Morning found us on the free ferry that heads to Batim in Bardez District, Goa. The ferry runs from 6am carrying people across the waterlet separating Bardez and Tiswadi districts. Bardez is the district housing the most famous & commercial beaches of Goa, beginning from Candolim, Calangute continuing into Baga, right uptil Anjuna, Vagatore and the Chopara Village. While Baga is extremely crowded, it still houses the cheapest accomodations alongside Calangute. We spent 2 nights in Calangute for a sum of Rs.300 for both of us. Again the cheapest accomodations are available on the beach while food is cheaper indoors. The sea in North Goa is rough to say the least. Especially in Calangute, where the currents at shore are strong enough to hold a person rooted to where he's standing, not allowing him to move a muscle. Caution is suggested while finding the sea at Calangute. Also in the eaches in North Goa you will find areas earmarked for swimming and places out of bounds (except Anjuna). The beaches are also covered with lifeguards in red and bustling with people experiencing the thrill of watersports. The walk along the beach from Calangute, across Baga is beautiful, especially towards midnight with the crowds thinning out, the beaches hosting rows of candlelit tables, and with the fireworks happening at Baga. You can walk right through underneath the fireworks with rockets going off all around you. Its exhilarating to say the least.
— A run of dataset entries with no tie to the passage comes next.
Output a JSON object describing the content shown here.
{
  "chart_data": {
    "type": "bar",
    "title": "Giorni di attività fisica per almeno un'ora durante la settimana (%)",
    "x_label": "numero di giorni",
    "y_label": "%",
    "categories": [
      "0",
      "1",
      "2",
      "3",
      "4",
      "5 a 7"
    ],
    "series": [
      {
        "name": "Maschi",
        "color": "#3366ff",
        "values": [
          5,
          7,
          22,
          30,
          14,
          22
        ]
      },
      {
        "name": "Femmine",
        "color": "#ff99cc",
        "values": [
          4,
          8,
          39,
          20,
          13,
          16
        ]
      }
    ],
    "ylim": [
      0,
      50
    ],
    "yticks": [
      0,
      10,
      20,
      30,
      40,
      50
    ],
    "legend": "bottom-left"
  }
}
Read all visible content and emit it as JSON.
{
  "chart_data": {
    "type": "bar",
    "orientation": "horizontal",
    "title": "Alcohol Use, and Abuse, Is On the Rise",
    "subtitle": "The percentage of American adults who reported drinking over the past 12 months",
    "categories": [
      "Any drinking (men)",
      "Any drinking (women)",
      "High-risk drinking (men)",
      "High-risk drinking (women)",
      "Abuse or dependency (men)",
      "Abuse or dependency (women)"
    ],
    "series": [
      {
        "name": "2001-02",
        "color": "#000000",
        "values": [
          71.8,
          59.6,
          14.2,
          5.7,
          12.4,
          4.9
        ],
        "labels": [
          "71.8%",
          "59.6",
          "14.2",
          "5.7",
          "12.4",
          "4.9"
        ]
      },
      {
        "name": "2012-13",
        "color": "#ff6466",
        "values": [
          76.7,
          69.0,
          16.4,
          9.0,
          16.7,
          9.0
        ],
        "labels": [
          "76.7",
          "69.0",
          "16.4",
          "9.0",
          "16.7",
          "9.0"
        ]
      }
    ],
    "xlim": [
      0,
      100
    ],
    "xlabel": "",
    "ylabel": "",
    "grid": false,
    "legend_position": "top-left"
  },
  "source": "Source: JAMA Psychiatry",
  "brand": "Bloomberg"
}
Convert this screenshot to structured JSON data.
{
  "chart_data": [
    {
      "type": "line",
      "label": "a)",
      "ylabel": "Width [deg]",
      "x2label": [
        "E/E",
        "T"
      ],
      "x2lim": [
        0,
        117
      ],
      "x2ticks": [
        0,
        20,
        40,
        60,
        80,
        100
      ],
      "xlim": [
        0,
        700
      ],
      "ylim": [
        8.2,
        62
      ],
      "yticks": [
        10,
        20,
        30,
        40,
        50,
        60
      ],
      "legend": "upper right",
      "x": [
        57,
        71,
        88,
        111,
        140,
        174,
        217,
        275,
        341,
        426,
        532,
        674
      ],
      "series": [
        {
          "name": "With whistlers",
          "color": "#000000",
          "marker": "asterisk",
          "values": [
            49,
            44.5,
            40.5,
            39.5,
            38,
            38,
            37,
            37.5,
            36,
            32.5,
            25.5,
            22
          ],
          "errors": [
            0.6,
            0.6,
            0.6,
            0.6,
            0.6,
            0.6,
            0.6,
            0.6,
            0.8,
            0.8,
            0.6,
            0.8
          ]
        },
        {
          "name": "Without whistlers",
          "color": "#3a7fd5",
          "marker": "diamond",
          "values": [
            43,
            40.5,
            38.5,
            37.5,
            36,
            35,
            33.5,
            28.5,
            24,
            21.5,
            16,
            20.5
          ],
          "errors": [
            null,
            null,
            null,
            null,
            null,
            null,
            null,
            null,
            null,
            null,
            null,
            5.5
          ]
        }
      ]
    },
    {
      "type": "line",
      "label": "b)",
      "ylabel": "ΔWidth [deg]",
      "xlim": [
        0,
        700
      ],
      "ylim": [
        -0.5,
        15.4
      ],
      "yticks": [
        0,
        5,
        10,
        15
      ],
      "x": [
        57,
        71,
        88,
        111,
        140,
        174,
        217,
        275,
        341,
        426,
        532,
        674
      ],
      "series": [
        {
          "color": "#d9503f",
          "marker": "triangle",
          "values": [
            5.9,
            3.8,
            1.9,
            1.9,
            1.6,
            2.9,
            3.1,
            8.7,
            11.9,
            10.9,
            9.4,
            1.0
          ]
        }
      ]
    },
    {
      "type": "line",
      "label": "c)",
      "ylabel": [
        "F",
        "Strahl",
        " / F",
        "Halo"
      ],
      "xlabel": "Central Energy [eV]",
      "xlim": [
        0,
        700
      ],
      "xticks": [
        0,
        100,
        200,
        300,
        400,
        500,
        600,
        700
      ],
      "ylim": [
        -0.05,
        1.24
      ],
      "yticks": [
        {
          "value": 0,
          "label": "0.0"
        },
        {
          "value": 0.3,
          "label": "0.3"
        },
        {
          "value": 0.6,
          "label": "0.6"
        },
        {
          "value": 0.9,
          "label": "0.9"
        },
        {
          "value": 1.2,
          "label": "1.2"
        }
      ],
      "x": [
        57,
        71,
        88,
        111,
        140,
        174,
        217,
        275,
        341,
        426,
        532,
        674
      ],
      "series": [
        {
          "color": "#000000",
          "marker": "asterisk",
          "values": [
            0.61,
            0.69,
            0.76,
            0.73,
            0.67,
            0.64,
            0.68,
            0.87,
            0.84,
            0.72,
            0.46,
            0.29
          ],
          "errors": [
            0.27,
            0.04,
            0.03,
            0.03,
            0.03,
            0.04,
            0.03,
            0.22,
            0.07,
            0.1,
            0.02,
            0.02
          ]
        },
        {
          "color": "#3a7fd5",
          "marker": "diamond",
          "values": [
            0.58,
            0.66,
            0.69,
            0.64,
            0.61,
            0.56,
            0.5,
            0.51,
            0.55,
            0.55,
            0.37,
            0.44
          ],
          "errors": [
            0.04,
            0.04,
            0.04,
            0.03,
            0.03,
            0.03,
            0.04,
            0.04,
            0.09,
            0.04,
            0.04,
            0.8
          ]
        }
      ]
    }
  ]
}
However, the spots in North Goa that tops my list are;
a) Anjuna Beach : This is a hippy hangout in North Goa. The beach is peaceful like Agonda, full with exotic shacks blasting trance/reggae and a coral reef right a the start of the beach where sometimes with the help of certain substances one can find underwater territories, lifeforms and full continents submerged under a foot of sea water. I spent nearly 6 hours loitering about in awe in the reeves, and playing with the fish trapped there. You can submerge your feet in the water and get it cleaned by the fish who come in all shapes, size and colours you weren't taught to name in highschool. The sad part is when you realise that these fish will be dead by the morning post low tide, and that the high tide again will trap fresh, equally colourful fish in the reef tommorrow.
Anjuna is a place extremely friendly to Indian hipsters with various substances available for your experience at good prices. And sold by decent people. As decent as a pusher can be.
Living in Anjuna is expensive if alone. Anjuna usually has these places, sort of houses with rooms to be rented out irrespective of the number of people present. Each cottage usually charges Rs.500 to Rs 700 a night. There's no cap on how many people can crash inside. Food prices again are the same as every other beach.

b) The other place definitely worth heading to is Chopara Fort ahead of Vagatore Beach. The fort is built as a watchtower on a hilltop at the edge of Vagatore Beach overlooking the sea on one side and a river on the other. Before you lies another hill across the sea, hosting another beach (presumably Morjim). Its beautiful, serene and one of then most scenic places I've been to.
Below Chopara Fort lies Chopara Village which is a very famous hippy settlement. There are no places to stay here, cause well its a settlement and people live here. Permanently. And only foreigners. There is nothing, not so much as even juice from the Ganesh Juice Centre which is available to Indians. The few Indians found there are extremely well versed in European languages. This place is a nice visit as long as you keep to yourself.

On our way back we took a slightly more efficient and economic route. We travelled from Calangute-Panjim-Raichur-Hyd in around 16 hours spending around Rs. 700 cumulatively.

This was Goa. Goa is Paradise. A place that has excited me just as much as the first time I spied a snow covered peak from some mountain road in Uttaranchal. It was the first time I'd seen snow.

Goa was the place where I tasted absolute freedom.

1 comment:

kaa said...

stumbled on your blog searching for 'shilavati' :P.
This post reminded me of my stay in Goa last year.